Where can I verify your lean cuckaroo implementation?

__device__ u64 block (word_t n) const
        {
                u64 r = *(u64 *) & bits[n / 32];
                //  return ~bits[n/32;
                  return ~r;
        }
__global__ void count_node_deg (cuckoo_ctx * ctx, u32 uorv, u32 part)
{
        shrinkingset & alive = ctx->alive;
        twice_set & nonleaf = ctx->nonleaf;
        siphash_keys sip_keys = ctx->sip_keys;  // local copy sip context; 2.5% speed gain
        int id = blockIdx.x * blockDim.x + threadIdx.x;
        u64 buf[64];
        for (u32 block = id * 64; block < NEDGES; block += ctx->nthreads * 64)
        {
                u64 alive64 = alive.block (block);
                u64 last = 0;
                if(alive64)
                {
                        last = dipblock (sip_keys, block, buf);
                }
                for (u32 nonce = block - 1; alive64;)
                {                                               // -1 compensates for 1-based ffs
                        u32 ffs = __ffsll (alive64);
                        nonce += ffs;
                        alive64 >>= ffs;

                        u64 edge = buf[nonce - block] ^ last;
                        u32 u = (edge >> (uorv ? 32 : 0)) & EDGEMASK;

                        if ((u & PART_MASK) == part)
                        {
                                nonleaf.set (u >> PART_BITS);
                               
                        }

                }
        }
}
__global__ void kill_leaf_edges (cuckoo_ctx * ctx, u32 uorv, u32 part)
{
        shrinkingset & alive = ctx->alive;
        twice_set & nonleaf = ctx->nonleaf;
        siphash_keys sip_keys = ctx->sip_keys;
        int id = blockIdx.x * blockDim.x + threadIdx.x;
        u64 buf[64];
        for (u32 block = id * 64; block < NEDGES; block += ctx->nthreads * 64)
        {
                u64 alive64 = alive.block (block);
                u64 last = 0;
                if(alive64)
                {
                        last = dipblock (sip_keys, block, buf);
                }
                for (u32 nonce = block - 1; alive64;)
                {                                               // -1 compensates for 1-based ffs
                        u32 ffs = __ffsll (alive64);
                        nonce += ffs;
                        alive64 >>= ffs;

                        u64 edge = buf[nonce - block] ^ last;
                        u32 u = (edge >> (uorv ? 32 : 0)) & EDGEMASK;

                        if ((u & PART_MASK) == part)
                        {
                                if (!nonleaf.test (u >> PART_BITS))
                                {
                                        alive.reset (nonce);
                                }
                        }
                }
        }
}

Above is the key codes.

In GPU lean, core is sitting idle. You can do lots of stuff in there with no slowdown. ASIC single-chip is the other way around, memory is instant, but 10x more hashes mean 10x more heat and 10x slower. And it gets bricked after 6 months by some non-trivial changes.
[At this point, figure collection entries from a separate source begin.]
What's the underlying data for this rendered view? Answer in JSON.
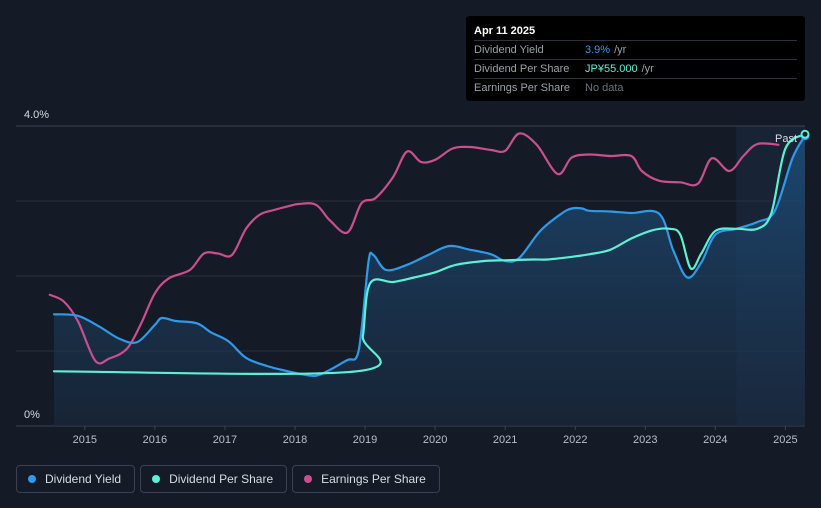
{
  "tooltip": {
    "date": "Apr 11 2025",
    "rows": [
      {
        "label": "Dividend Yield",
        "value": "3.9%",
        "unit": "/yr"
      },
      {
        "label": "Dividend Per Share",
        "value": "JP¥55.000",
        "unit": "/yr"
      },
      {
        "label": "Earnings Per Share",
        "value": "No data",
        "unit": ""
      }
    ]
  },
  "legend": [
    {
      "label": "Dividend Yield",
      "color": "#2f9ae9"
    },
    {
      "label": "Dividend Per Share",
      "color": "#5cf0d4"
    },
    {
      "label": "Earnings Per Share",
      "color": "#c94f8f"
    }
  ],
  "chart_data": {
    "type": "line",
    "past_label": "Past",
    "y_ticks": [
      "4.0%",
      "0%"
    ],
    "ylim": [
      0,
      4.0
    ],
    "xlim": [
      2014.0,
      2025.28
    ],
    "x_ticks": [
      "2015",
      "2016",
      "2017",
      "2018",
      "2019",
      "2020",
      "2021",
      "2022",
      "2023",
      "2024",
      "2025"
    ],
    "grid": true,
    "forecast_start": 2024.3,
    "series": [
      {
        "name": "Dividend Yield",
        "color": "#2f9ae9",
        "points": [
          [
            2014.56,
            1.49
          ],
          [
            2014.9,
            1.47
          ],
          [
            2015.2,
            1.33
          ],
          [
            2015.5,
            1.16
          ],
          [
            2015.75,
            1.12
          ],
          [
            2016.0,
            1.35
          ],
          [
            2016.1,
            1.44
          ],
          [
            2016.3,
            1.4
          ],
          [
            2016.6,
            1.37
          ],
          [
            2016.8,
            1.25
          ],
          [
            2017.05,
            1.13
          ],
          [
            2017.3,
            0.91
          ],
          [
            2017.6,
            0.8
          ],
          [
            2017.9,
            0.73
          ],
          [
            2018.1,
            0.69
          ],
          [
            2018.3,
            0.67
          ],
          [
            2018.5,
            0.75
          ],
          [
            2018.75,
            0.88
          ],
          [
            2018.88,
            0.92
          ],
          [
            2018.95,
            1.28
          ],
          [
            2019.05,
            2.2
          ],
          [
            2019.12,
            2.28
          ],
          [
            2019.3,
            2.08
          ],
          [
            2019.6,
            2.15
          ],
          [
            2019.9,
            2.28
          ],
          [
            2020.2,
            2.4
          ],
          [
            2020.5,
            2.35
          ],
          [
            2020.8,
            2.29
          ],
          [
            2021.0,
            2.2
          ],
          [
            2021.2,
            2.24
          ],
          [
            2021.5,
            2.6
          ],
          [
            2021.8,
            2.83
          ],
          [
            2021.95,
            2.9
          ],
          [
            2022.1,
            2.9
          ],
          [
            2022.2,
            2.87
          ],
          [
            2022.5,
            2.86
          ],
          [
            2022.8,
            2.84
          ],
          [
            2023.2,
            2.83
          ],
          [
            2023.4,
            2.34
          ],
          [
            2023.6,
            1.98
          ],
          [
            2023.8,
            2.18
          ],
          [
            2024.0,
            2.55
          ],
          [
            2024.3,
            2.63
          ],
          [
            2024.6,
            2.72
          ],
          [
            2024.85,
            2.87
          ],
          [
            2025.1,
            3.57
          ],
          [
            2025.28,
            3.87
          ]
        ]
      },
      {
        "name": "Dividend Per Share",
        "color": "#5cf0d4",
        "points": [
          [
            2014.56,
            0.73
          ],
          [
            2018.88,
            0.73
          ],
          [
            2018.97,
            1.2
          ],
          [
            2019.07,
            1.9
          ],
          [
            2019.4,
            1.92
          ],
          [
            2019.7,
            1.98
          ],
          [
            2020.0,
            2.05
          ],
          [
            2020.3,
            2.15
          ],
          [
            2020.7,
            2.2
          ],
          [
            2021.0,
            2.21
          ],
          [
            2021.4,
            2.22
          ],
          [
            2021.6,
            2.22
          ],
          [
            2021.9,
            2.25
          ],
          [
            2022.2,
            2.29
          ],
          [
            2022.5,
            2.35
          ],
          [
            2022.8,
            2.5
          ],
          [
            2023.1,
            2.61
          ],
          [
            2023.35,
            2.63
          ],
          [
            2023.5,
            2.55
          ],
          [
            2023.65,
            2.1
          ],
          [
            2023.8,
            2.3
          ],
          [
            2024.0,
            2.6
          ],
          [
            2024.3,
            2.63
          ],
          [
            2024.6,
            2.63
          ],
          [
            2024.8,
            2.84
          ],
          [
            2025.0,
            3.7
          ],
          [
            2025.28,
            3.89
          ]
        ]
      },
      {
        "name": "Earnings Per Share",
        "color": "#c94f8f",
        "points": [
          [
            2014.5,
            1.75
          ],
          [
            2014.7,
            1.66
          ],
          [
            2014.9,
            1.4
          ],
          [
            2015.15,
            0.87
          ],
          [
            2015.35,
            0.9
          ],
          [
            2015.6,
            1.03
          ],
          [
            2015.8,
            1.36
          ],
          [
            2016.0,
            1.77
          ],
          [
            2016.2,
            1.97
          ],
          [
            2016.5,
            2.08
          ],
          [
            2016.7,
            2.3
          ],
          [
            2016.9,
            2.3
          ],
          [
            2017.1,
            2.28
          ],
          [
            2017.3,
            2.63
          ],
          [
            2017.5,
            2.82
          ],
          [
            2017.7,
            2.88
          ],
          [
            2017.9,
            2.93
          ],
          [
            2018.05,
            2.96
          ],
          [
            2018.3,
            2.95
          ],
          [
            2018.5,
            2.74
          ],
          [
            2018.75,
            2.58
          ],
          [
            2018.95,
            2.97
          ],
          [
            2019.15,
            3.04
          ],
          [
            2019.4,
            3.32
          ],
          [
            2019.6,
            3.66
          ],
          [
            2019.8,
            3.52
          ],
          [
            2020.0,
            3.55
          ],
          [
            2020.25,
            3.7
          ],
          [
            2020.5,
            3.72
          ],
          [
            2020.8,
            3.68
          ],
          [
            2021.0,
            3.67
          ],
          [
            2021.2,
            3.9
          ],
          [
            2021.45,
            3.75
          ],
          [
            2021.75,
            3.36
          ],
          [
            2021.95,
            3.58
          ],
          [
            2022.2,
            3.62
          ],
          [
            2022.5,
            3.6
          ],
          [
            2022.8,
            3.6
          ],
          [
            2022.95,
            3.4
          ],
          [
            2023.2,
            3.27
          ],
          [
            2023.5,
            3.25
          ],
          [
            2023.75,
            3.23
          ],
          [
            2023.95,
            3.57
          ],
          [
            2024.2,
            3.4
          ],
          [
            2024.4,
            3.6
          ],
          [
            2024.6,
            3.76
          ],
          [
            2024.9,
            3.75
          ]
        ]
      }
    ]
  }
}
I cannot run that code easily. Do you have a repo with your implementation?


lean2.cu is the code of lean cuckaroo.

It somehow computes different cycles from cuckaroo/cuda29, but indeed is only 40% slower than cuckoo lcuda.
thanks for taking the trouble to code this.

i had forgotten how much idle time the cores have with all the memory latency in lean cuda, as photon noted.
you would see an order of magnitude slowdown from all the dipblock calls if you used fast SRAM for memory.

This will mean about 10x power as well. Power per hash is often a more important metric than hashes per second.

This equation does not hold. GPUs can calculate hashes while memory accesses are in-flight, so lean miner is able to hide its extra hashes under the memory latency. Mean is (mostly) calculating hashes up-front and has more of the additive relation you claim here.

None of this affects the anti-ASIC claim of Cuckaroo much. As Tromp said, SRAM has a very different performance characteristic than DRAM. IMO, it’s the power requirements that kill lean ASIC’s for Roo.